この灯台で冬を過ごすのは無理だろう。雪は降らないが寒すぎる。海も荒れるから、ヨットでは無理だ。祖父も冬だけは町へ戻っていた。
ずっと……世界が終わったことにも気づかぬまま、この世間から隔絶されたような灯台で過ごせたら良いのに。
けれど世界は続き、休みが終わったら自分も、この隠れ家から元いた場所へ戻らなければならない。
また以前と同じ日々が再開され続いてゆく。
祖父がこの灯台に、一人きりで過ごしていた気持ちがわかる気がした。
ここは……隔絶された誰も近寄れない一人きりの無人島。誰も頼れる者はいない。何かあっても助けは、どこからも来ない。
孤独であり、いつまでも一人でいられる。
けれど同時に自分を世間からも他人からも守ってくれている。海という壁で。
それがとても居心地が良くて……安心できるのだ。
祖父も普段は誰一人として来ないこの灯台で、自分を何かから守り続けていたのかもしれない。

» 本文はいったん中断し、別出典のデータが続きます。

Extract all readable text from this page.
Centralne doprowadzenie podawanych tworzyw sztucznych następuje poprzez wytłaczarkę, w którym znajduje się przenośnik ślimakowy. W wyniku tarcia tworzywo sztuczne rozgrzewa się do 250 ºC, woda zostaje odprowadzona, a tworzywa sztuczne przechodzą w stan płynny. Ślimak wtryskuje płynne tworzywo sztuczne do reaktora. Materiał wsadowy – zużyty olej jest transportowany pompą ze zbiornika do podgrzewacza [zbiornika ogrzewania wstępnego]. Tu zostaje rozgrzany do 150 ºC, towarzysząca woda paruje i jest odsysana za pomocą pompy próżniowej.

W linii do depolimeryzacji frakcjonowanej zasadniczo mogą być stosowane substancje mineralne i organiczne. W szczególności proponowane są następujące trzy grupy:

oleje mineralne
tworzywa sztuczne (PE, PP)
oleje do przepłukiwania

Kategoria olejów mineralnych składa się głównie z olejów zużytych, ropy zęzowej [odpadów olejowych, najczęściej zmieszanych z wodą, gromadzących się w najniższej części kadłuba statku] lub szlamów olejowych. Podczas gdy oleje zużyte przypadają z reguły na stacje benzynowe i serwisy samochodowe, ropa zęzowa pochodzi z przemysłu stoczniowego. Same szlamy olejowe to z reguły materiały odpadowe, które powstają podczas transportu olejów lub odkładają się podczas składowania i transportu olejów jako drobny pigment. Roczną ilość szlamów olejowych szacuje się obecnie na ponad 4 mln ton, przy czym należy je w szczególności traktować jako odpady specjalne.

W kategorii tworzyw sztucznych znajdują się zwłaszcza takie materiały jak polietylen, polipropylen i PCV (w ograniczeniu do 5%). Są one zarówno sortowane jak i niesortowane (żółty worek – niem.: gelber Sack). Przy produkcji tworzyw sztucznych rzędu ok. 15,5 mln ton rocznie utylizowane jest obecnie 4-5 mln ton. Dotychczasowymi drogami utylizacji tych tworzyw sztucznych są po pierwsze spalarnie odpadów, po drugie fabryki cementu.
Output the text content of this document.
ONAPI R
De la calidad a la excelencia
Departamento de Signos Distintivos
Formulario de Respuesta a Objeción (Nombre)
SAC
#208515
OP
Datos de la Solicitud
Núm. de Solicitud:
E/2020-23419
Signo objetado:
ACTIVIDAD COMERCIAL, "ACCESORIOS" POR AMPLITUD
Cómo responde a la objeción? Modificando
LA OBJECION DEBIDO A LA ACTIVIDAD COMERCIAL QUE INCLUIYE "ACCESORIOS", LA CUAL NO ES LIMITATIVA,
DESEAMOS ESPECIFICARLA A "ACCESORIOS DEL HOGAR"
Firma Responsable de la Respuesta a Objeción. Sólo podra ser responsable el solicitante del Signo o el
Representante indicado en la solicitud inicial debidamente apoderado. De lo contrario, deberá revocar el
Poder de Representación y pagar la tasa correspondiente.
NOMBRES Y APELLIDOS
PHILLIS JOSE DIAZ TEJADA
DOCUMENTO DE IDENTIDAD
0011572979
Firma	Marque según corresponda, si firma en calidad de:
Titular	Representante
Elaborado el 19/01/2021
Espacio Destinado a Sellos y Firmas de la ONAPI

あるいは……十年後に会う約束の相手を待ち続けていたのかも、と少しだけ思いかけて、それ以上考えるのを止めた。それは祖父だけの秘密なのだから。
きっと祖父も、夏が終わっても町へは帰りたくなかったのだろうな、と感じる。
わたしは、ここへ来た時と何も変わっていない。
あいかわらず胸の奥には、はっきりとしない暗い思いが留まっている。
それでも……ここで過ごした休暇の日々……ただ一人きり。波と風の音、時々鳥の鳴き声。嫌なことは何一つしない。それだけなのに、少しだけ心の淀みが薄れてきた気がする。
ほんの少しだけだけれど。
たった一歩だけまた動き出せそうな、そんな気がする。
とりあえず帰ろう。
そして、来年の夏もまた……ここへ来てみようと思う。
誰も来ない自分だけの居場所へ。